Actually my answer was a bit short, so let me expand on it a bit more.
Recall the definition ##Ha \equiv \{ ha \mid h \in H \}##. Let's consider the '=>' direction first and assume that ##Ha = Hb##. Consider the fixed element ##a##. Since ##e \in H## (I prefer e over 1 to indicate the identity element), ##a = ea \in Ha##. On the other hand, since Ha = Hb, ##a \in Hb## meaning that there exists some ##h \in H## such that ##a = hb##. From this is follows that ##a b^{-1} (= h) \in H## which is all you needed to show.

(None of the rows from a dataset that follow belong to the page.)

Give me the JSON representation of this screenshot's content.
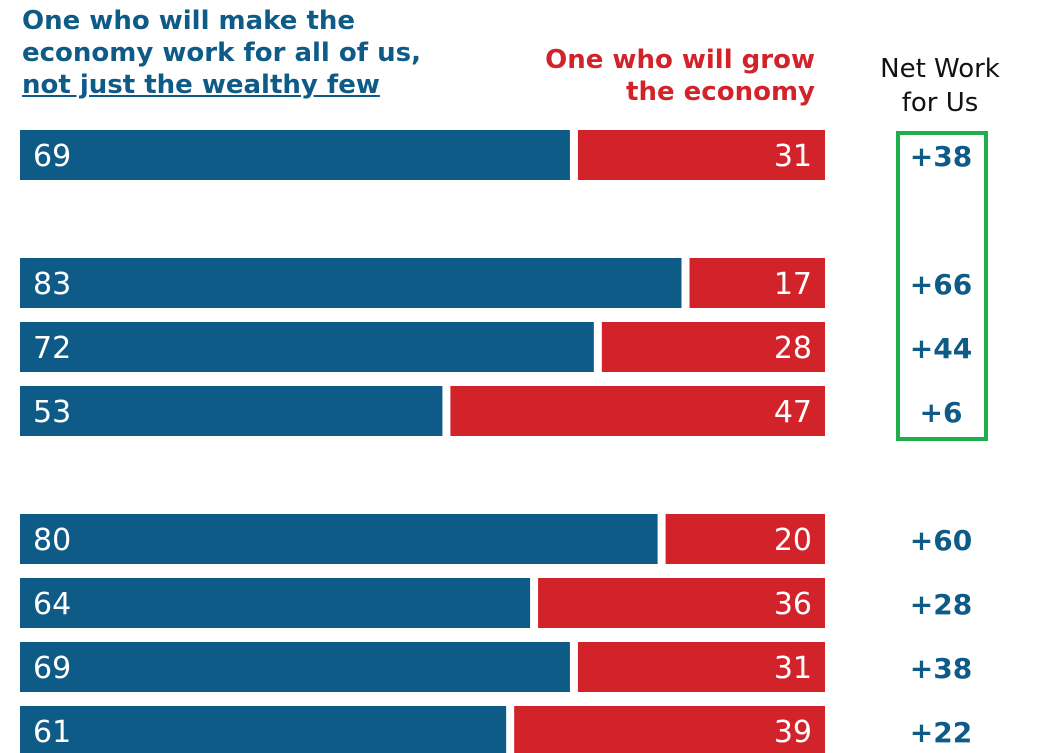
{
  "header": {
    "work_label_lines": [
      "One who will make the",
      "economy work for all of us,",
      "not just the wealthy few"
    ],
    "grow_label_lines": [
      "One who will grow",
      "the economy"
    ],
    "net_label_lines": [
      "Net Work",
      "for Us"
    ]
  },
  "colors": {
    "work": "#0f5b87",
    "grow": "#d2232a",
    "highlight_box": "#1fae4b",
    "net_text": "#0f5b87"
  },
  "chart_data": {
    "type": "bar",
    "stacked": true,
    "orientation": "horizontal",
    "xlim": [
      0,
      100
    ],
    "series": [
      {
        "name": "One who will make the economy work for all of us, not just the wealthy few",
        "values": [
          69,
          83,
          72,
          53,
          80,
          64,
          69,
          61
        ]
      },
      {
        "name": "One who will grow the economy",
        "values": [
          31,
          17,
          28,
          47,
          20,
          36,
          31,
          39
        ]
      }
    ],
    "net_values": [
      "+38",
      "+66",
      "+44",
      "+6",
      "+60",
      "+28",
      "+38",
      "+22"
    ],
    "highlighted_rows": [
      0,
      1,
      2,
      3
    ]
  }
}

I assume that after that they proceed to show the converse, i.e. if ##a b^{-1} \in H## for the given elements ##a, b## then ##Ha = Hb##. I imagine that proof will run along the lines of: assume ##ab^{-1} \in H##, let ##h \in H## be arbitrary, then ##h a = h a (b^{-1} b) = h (a b^{-1}) b## and since H is a subgroup, ##h (ab^{-1})## is the product of two elements in H which is itself in H, so ##h a = h' b## with ##h' ( = h a b^{-1}) \in H##, hence ##Ha \subseteq Hb## - the proof for ##Hb \subseteq Ha## follows similarly.
[edit]Note that actually ##\forall a, b \in G \left( a, b \in H \implies ab^{-1} \in H \right)## is a necessary and sufficient condition for H to be a subgroup of G. So basically your theorem is "Ha = Hb iff H is a subgroup" or "For subgroups, and subgroups only, all right cosets are equal".